One of the pillars of the Group’s sustainability strategy, The 2030 Plan, focuses on ways our operations can help safeguard the planet’s water, natural resources and diverse ecosystems. Learn how we’re putting it in action in our local operations!

05.22.2017
 

With around one third of our cement production located in water-scarce areas, we are determined to reduce freshwater withdrawal and achieve a positive impact in water scarce areas. We also commit to achieve a positive change on biodiversity. Discover two examples from LafargeHolcim quarries in Australia and Spain!
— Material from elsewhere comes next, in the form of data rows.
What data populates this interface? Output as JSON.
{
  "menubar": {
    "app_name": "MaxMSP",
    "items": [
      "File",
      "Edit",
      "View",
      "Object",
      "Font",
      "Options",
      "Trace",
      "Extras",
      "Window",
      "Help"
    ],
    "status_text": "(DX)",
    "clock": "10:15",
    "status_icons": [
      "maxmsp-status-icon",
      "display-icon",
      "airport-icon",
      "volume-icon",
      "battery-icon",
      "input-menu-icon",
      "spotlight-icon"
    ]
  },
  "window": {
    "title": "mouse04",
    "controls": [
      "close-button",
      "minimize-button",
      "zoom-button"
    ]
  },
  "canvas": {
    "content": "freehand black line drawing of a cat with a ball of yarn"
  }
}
Australia: harvesting rainwater in our industrial operations

Water withdrawal in Australia is highly regulated, in many areas limiting industrial sites’ withdrawal of freshwater. Legislation also requires regulatory approval to discharge process water from a site to an offsite waterbody. The approval criteria are stringent.

In its aggregates operations in Australia, LafargeHolcim now harvests and stores rainwater in large onsite catchment areas for production use. The system is designed to allow excess rainwater to bypass the catchment area and leave the site as uncontaminated stormwater run-off. For its concrete business operations, LafargeHolcim operates on a zero “process-water discharge” and uses recycled water in its batching operations over freshwater, wherever possible.

Projects include a stormwater project at Beenleigh aggregate quarry resulting in increased rainwater-holding capacity and real-time remote access water use monitoring. At Southport Concrete, the plant is now producing concrete with 100 percent recycled water, resulting in significant reduction in local water withdrawal from municipal sources.

 

Spain: transforming a quarry into a natural reserve

The LafargeHolcim quarry in Yepes, Spain, covers 1,000 hectares in the center of the semi-arid Iberian Peninsula. LafargeHolcim has progressively restored the quarry over a number of years. Thanks to inputs from the WWF and a collaboration with the University of Toledo, we have avoided monoculture pine re-planting. Instead, we provided heterogeneous reliefs with slopes, holes, and ponds, creating habitats for fauna that was already colonizing these areas.

The aim was to create a natural reserve in the middle of an extensive agricultural area, where recreation and biodiversity awareness could be promoted. The economic value provided by the restoration, estimated by an independent third party, is EUR 350,000 per year. It was calculated that for each euro invested in rehabilitation, three euros are generated in ecosystem services, which more than 13,000 people can enjoy.

The ongoing investment in biodiversity awareness and biodiversity workshops will make this valuation even higher in the future, making nature conservation and ecological values even more appreciated by the community.